If ``l1_maxsize`` is set to ``None``, the LRU feature is disabled and the L1 cache
can grow without bound. The LRU feature performs best when maxsize is a power-of-two.

if ``none_cache`` is ``True`` than ``None`` results will be cached, otherwise they
will not.

If ``typed`` is set to ``True``, function arguments of different types will be
cached separately. For example, f(3) and f(3.0) will be treated as distinct
calls with distinct results.

If ``l2cache_name`` is specified it will be used as the shared cache.  Otherwise
it will attempt to use a cache named ``l2cache`` and if not found fall back to
``default``.

``inst_attr`` is the attribute used to uniquely identify an object when wrapping
a method.  In Django this will typically be ``id`` however if it is not you will
need to specify what attribute should be used.

Cache Management
================
Since the lru2cache decorator does not provide a timeout for its cache although
it provides other mechanisms for programatically managing the cache.

Cache Statistics
----------------
As with lru_cache, one can view the cache statistics via a named tuple
(l1_hits, l1_misses, l2_hits, l2_misses, l1_maxsize, l1_currsize), with
``f.cache_info()``. These stats are stored within an instance, and therefore
are specific to that instance. Cumulative statistics for the shared cache would
need to be obtained from the shared cache.

Clearing Instance Cache
-----------------------
the cache and statistics associated with a function or method can be cleared with::

    f.cache_clear()

Clearing Shared Cache
---------------------
A shared cache can easily be cleared with the following::

    from django.core import cache

    lru2cache_cache = cache.get_cache('l2cache')
    lru2cache_cache.clear()


Invalidating Cached Results
---------------------------
To invalidate the cache for a specific set of arguments, including the instance
one can pass the same arguments to invalidate the both L1 and L2 caches::

    f.invalidate(*args, **kwargs)

in the case of a method you do need to explicitly pass the instance as in the
following::

    foo.f.invalidate(foo, a, b)

Refreshing the Cache
--------------------
This is not yet implemented as a function but can be accomplished by first calling
invalidate and then calling the function

Accessing the Function without Cache
------------------------------------
The un-cached underlying function can always be accessed with ``f.__wrapped__``.

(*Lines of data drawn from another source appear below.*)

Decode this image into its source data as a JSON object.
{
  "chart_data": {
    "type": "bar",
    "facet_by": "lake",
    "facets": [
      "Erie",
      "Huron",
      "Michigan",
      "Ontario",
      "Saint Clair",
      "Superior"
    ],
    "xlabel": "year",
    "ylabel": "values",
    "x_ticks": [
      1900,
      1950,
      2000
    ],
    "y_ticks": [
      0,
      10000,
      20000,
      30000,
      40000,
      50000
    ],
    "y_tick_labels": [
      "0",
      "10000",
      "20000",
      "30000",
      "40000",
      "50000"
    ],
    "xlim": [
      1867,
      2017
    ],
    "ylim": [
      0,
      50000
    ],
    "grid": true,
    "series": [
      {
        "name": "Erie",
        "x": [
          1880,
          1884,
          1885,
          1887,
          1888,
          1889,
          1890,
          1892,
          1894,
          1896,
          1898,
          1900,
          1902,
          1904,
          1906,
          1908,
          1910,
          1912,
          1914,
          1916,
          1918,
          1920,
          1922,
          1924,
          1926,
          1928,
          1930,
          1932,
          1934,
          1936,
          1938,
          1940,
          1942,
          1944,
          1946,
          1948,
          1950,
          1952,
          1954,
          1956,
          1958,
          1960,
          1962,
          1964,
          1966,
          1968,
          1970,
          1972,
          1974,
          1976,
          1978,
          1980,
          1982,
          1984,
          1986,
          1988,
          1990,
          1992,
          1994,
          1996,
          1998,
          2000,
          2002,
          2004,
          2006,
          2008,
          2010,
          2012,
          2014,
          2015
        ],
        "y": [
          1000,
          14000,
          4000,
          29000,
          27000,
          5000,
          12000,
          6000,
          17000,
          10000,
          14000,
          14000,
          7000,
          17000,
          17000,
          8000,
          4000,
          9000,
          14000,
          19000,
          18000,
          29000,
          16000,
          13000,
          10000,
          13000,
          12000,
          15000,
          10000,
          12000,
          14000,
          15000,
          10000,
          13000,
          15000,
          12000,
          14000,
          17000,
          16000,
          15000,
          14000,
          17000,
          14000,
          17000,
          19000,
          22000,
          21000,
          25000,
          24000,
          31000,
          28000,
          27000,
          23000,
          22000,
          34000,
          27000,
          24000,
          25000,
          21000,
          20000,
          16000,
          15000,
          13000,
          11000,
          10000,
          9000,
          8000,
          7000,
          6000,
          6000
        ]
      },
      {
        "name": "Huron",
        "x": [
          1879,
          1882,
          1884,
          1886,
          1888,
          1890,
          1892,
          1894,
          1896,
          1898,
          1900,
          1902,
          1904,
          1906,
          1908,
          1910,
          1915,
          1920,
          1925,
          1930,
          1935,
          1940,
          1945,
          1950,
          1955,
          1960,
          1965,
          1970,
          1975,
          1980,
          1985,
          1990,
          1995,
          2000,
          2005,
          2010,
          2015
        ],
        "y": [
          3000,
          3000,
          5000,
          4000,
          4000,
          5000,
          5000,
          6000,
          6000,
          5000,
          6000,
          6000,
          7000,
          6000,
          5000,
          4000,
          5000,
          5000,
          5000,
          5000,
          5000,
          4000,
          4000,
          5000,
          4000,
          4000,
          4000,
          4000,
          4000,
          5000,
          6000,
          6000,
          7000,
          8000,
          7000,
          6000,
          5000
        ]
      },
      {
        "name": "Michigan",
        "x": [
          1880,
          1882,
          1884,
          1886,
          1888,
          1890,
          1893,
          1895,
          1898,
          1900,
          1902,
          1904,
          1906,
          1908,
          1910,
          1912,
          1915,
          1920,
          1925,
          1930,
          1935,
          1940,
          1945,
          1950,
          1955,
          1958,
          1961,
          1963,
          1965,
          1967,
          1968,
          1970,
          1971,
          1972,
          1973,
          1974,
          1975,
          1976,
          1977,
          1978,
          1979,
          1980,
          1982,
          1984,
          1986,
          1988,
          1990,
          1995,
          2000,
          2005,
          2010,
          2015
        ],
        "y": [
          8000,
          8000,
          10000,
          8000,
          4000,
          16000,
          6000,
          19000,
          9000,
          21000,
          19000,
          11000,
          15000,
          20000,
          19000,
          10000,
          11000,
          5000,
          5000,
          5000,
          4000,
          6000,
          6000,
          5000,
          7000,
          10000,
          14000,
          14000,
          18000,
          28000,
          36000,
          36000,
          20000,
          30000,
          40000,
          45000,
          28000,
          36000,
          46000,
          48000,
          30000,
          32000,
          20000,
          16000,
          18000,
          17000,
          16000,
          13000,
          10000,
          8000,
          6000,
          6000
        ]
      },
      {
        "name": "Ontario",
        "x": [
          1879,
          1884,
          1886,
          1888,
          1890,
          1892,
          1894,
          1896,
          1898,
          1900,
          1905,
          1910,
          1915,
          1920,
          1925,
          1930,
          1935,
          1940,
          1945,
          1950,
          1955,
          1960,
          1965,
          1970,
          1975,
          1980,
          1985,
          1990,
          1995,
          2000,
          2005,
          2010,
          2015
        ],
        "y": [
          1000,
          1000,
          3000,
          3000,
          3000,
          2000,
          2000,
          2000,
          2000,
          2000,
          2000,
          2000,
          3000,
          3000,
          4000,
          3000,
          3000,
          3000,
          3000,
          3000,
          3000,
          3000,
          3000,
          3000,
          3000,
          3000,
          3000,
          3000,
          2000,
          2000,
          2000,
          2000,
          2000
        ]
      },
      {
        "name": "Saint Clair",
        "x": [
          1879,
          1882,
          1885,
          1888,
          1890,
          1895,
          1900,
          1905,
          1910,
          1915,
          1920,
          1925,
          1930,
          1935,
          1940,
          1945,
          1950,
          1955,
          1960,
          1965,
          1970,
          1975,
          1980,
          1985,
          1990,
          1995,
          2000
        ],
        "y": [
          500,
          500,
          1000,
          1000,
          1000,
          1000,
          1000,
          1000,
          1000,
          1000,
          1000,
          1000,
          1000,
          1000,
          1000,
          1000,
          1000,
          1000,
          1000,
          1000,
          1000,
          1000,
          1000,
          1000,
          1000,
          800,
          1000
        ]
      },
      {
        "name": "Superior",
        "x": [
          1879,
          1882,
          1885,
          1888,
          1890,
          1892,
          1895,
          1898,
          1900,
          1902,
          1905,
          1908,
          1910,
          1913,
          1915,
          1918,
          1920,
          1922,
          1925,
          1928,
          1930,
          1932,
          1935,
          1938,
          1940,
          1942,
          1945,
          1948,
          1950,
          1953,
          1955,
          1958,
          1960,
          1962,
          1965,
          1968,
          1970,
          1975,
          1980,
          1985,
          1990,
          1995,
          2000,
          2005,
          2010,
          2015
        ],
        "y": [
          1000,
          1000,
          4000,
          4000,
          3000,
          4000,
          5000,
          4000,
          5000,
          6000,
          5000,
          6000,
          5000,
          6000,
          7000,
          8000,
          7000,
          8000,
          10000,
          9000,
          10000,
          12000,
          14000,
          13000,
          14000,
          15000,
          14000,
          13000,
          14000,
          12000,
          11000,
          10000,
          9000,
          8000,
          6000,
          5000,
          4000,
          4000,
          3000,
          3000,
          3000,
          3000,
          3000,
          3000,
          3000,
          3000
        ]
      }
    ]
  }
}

Background and Development
--------------------------
At `3Top <http://www.3top.com/>`_ We needed a way to improve performance of
slow queries, not just those using the Django ORM, but also for queries to
other data stores and services.  We started off with a simpler centralized
caching solution using Memcached, but even those queries, when called frequently,
can start to cause delays.  Therefore we sought a means of caching at two layers.

Initially we looked at the possibility of using two different mechanisms but
we quickly saw the advantage of maintaining the same set of keys for both
caches and decided to create our own mechanism.

We used a backport python 3 ``functools.lru_cache()`` decorator as a starting
point for developing an in instance cache with LRU capabilities.  However we
needed to ensure the keys would also be unique enough to use with a shared
cache. We leverage Django's excellent cache framework for managing the layer 2
cache. This allows the use of any shared cache supported by Django.

Tests
-----
As a starting point I incorporated most of the tests for
``functools.lru_cache()`` with minor changes to make them work with python 2.7
and incorporated the l2_cache stats. We will continue to add tests to validate
the additional functionality provided by this decorator.